Filed under: UFC
VANCOUVER, British Columbia – The moment the left hook landed on Yves Edwards‘ jaw, the fight had been decided — even if Sam Stout didn’t realize it right away.
It took a moment for Edwards’ legs to stiffen up as his upper body pitched slightly forward and then rocked back. He was already unconscious by then, but the whiplash motion of the fall sent his head snapping back when his body hit the mat. The sound of the back of Edwards’ head hitting the canvas was like someone smashing a car fender with a baseball bat — a sickening crash that echoed throughout the Rogers Arena.
Stout rushed in to add a finishing blow, but one look at Edwards and he knew it wasn’t necessary.
“I saw…he folded right up and went down and hit the back of his head pretty hard,” Stout said at the UFC 131 post-fight press conference. “I had my eyes right on his eyes and I saw them roll back, so I wasn’t going to go in and try to do any more damage than was necessary.”
It wouldn’t have been the first time a fighter added an unneeded blow to a downed opponent, but Stout explained that his respect for the MMA veteran Edwards made him reluctant to do any more damage than was absolutely necessary.
Besides, Stout added, the guy had given him one of his Oreos at Friday’s weigh-ins.
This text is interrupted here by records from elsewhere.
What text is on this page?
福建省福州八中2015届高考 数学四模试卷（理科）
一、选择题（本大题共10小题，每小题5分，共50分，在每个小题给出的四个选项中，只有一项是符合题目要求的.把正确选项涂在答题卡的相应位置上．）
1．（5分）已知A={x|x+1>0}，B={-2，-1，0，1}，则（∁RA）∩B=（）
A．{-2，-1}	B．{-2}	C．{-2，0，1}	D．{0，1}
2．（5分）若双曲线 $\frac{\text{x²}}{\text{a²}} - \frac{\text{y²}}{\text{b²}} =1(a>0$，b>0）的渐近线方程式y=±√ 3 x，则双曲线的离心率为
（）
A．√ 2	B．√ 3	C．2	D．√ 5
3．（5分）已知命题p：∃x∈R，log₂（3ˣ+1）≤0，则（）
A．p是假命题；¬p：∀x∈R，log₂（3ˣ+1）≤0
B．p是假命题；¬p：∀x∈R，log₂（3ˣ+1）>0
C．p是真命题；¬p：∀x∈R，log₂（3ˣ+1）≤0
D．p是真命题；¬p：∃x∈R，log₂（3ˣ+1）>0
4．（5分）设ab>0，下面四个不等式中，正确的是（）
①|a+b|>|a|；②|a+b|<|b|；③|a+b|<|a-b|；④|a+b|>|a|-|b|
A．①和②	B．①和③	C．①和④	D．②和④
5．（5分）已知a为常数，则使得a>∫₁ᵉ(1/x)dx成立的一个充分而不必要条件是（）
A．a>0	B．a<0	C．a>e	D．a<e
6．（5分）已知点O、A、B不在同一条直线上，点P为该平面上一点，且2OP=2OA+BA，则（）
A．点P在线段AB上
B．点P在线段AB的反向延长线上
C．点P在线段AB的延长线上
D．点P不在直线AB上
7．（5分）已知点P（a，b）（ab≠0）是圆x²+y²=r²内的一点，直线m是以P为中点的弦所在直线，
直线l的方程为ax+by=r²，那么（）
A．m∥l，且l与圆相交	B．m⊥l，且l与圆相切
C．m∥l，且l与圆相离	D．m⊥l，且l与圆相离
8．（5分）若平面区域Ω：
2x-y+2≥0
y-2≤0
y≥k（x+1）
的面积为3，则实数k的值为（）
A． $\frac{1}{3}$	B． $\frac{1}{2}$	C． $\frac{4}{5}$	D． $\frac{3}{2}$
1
What kind of person would he be if he poured on the punches after that?
“This is just a sport to me and I’m not somebody who’s trying to hurt anybody,” Stout said. “And Yves Edwards is a guy with class and I’ve respected him for a long time. He’s a good guy. He gave me a cookie at the weigh-ins. I’m not going to try and hurt a guy like that.”
UFC president Dana White called it “one of the nastiest knockouts I’ve ever seen,” which makes it only fitting that Stout earned the $70,000 Knockout of the Night bonus.
“I don’t think he even thought he had to go in there and finish him off,” White said. “When he hit him, I mean, it’s one of the most vicious knockouts in UFC history, if not the most vicious.”
Though Edwards lay motionless on the mat for several minutes after the knockout, he eventually left that Octagon under his own power. On Sunday morning he took to Twitter to assure fans that he was doing fine.
“Thank you everyone for all the support,” Edwards wrote. “I’m fine and appreciate your concern. Congrats @sammyjstout it was fun while it lasted. Great job!”
For Stout, the knockout victory was a joy and a relief after so many fights without one, and the emotion carried over into his post-fight celebrations, he admitted.
“I’ve been calling myself ‘Hands of Stone,’ and I haven’t knocked anybody out in the last five years, so I was starting to get a little worried about it,” said Stout, whose last KO win came in September of 2007 against Martin Grandmont in the TKO organization.
“It was definitely a big relief to get that knockout. It was a good feeling that I haven’t felt in a while and I think you can see if you go back and watch the tape of my celebration, it got extended a little bit. I was jumping up and down and screaming for a while. It feels good to be knocking people out again and I hope to keep it going.”